Infine il popolo dei cristiani di Terra Santa: vorrei dire tantissime cose sugli incontri che abbiamo avuto con loro durante il pellegrinaggio. Ne dico una: penso che loro mi abbiano lasciato la speranza. La certezza che Gesù non ti frega, ma che anche nel contesto più ostile possibile, Lui è con te e ti accompagna, che se Lui c’è si è uniti e si può mandare avanti anche la chiesa più piccola. A Cana abbiamo conosciuto Speranza, una ragazza che lavorava con la sua famiglia in un minuscolo negozio e che ora è in Italia a studiare; a Betlemme abbiamo incontrato un frate palestinese, Padre Badia, e un gruppo di giovani che segue e abbiamo anche conosciuto dei cristiani del luogo, per esempio Roni, un negoziante molto ospitale e simpatico. Nonostante queste persone vivano in povertà, molti di loro confinati dal muro e impossibilitati ad andare a Gerusalemme, in un contesto per lo più musulmano, a stretto contatto con altri cristiani (greci, ortodossi, armeni, etiopi) con i quali la convivenza non è spesso facilissima, non credo di aver mai visto la tristezza sui loro visi. Anzi: solo la gioia di vivere in quella terra e tanta speranza in Dio. Molti di loro ci hanno detto che, anche se andranno via per studiare, poi il loro desiderio è ritornare nella loro terra perché: “qui siamo le radici della cristianità”. Basta guardarli in viso per desiderare di essere cristiani così: luminosi portatori di Gesù nel nostro ambiente. Ecco: vederli mi ha fatto pensare che essere Chiesa VIVA vuol dire che se io ho fatto davvero un incontro con l’amore di Gesù, anche solo il mio viso dovrebbe testimoniare questa gioia. La stessa gioia che ho visto sul viso dei miei compagni di viaggio a cui mi sono legata tantissimo proprio perché condividiamo tutti il tesoro di questo incontro con Gesù nella nostra vita. Mi sono scoperta a desiderare di avere sempre nei miei occhi la luce di questo incontro: basta più di tante parole.

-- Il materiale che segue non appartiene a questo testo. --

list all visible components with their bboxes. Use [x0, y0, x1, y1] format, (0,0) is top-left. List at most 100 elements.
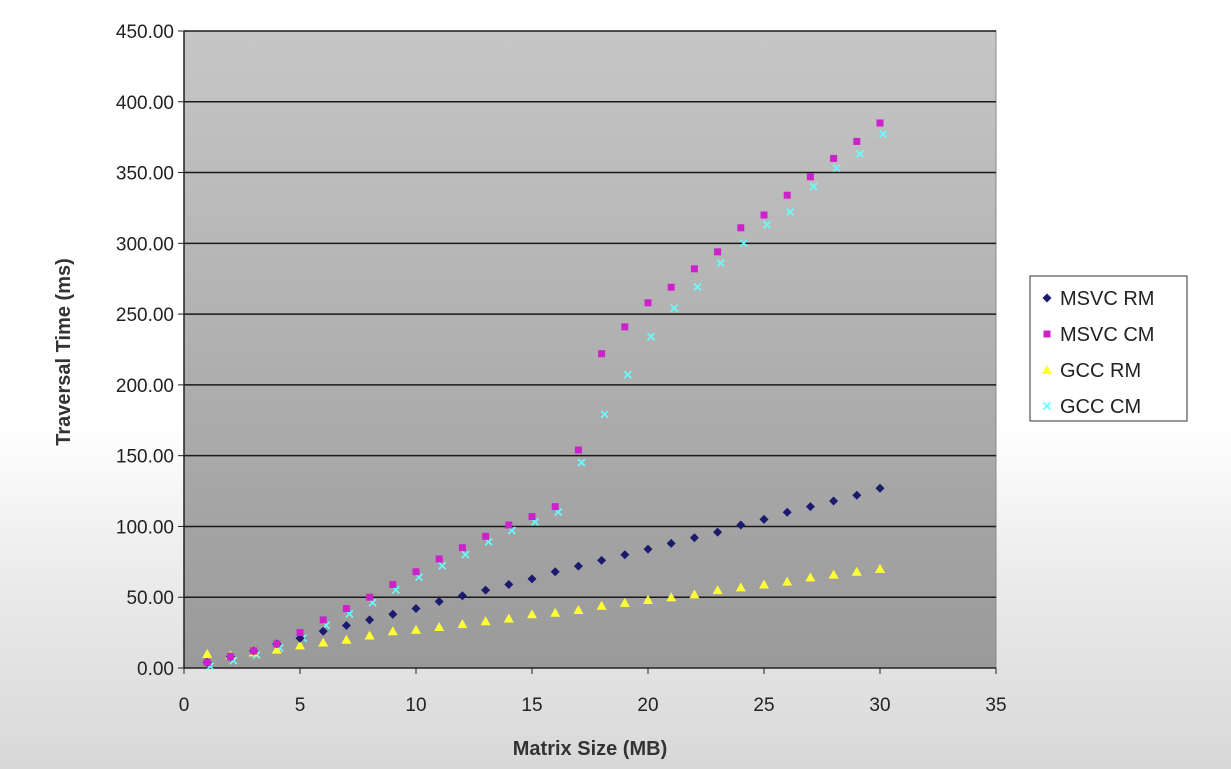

Penso che i luoghi santi siano vivi e ancora più veri perché ci sono ancora i cristiani: loro portano adesso in Terra Santa quello che c’è stato duemila anni fa. Loro sono Gesù vivo lì, adesso. Diversi da tutti, portano amore in una terra di contraddizione.
Desidero custodire per sempre nel mio cuore gli incontri con questi tre popoli e che tutto quello che ho visto in Terra Santa continui a cambiare il mio cuore, le mie azioni, il mio modo di entrare in rapporto con Dio e con gli altri.
Gerusalemme ferisce, fa desiderare di cambiare perché mi ricorda la bellezza della promessa che Gesù mi fa ogni giorno, la vita eterna nella Gerusalemme del cielo.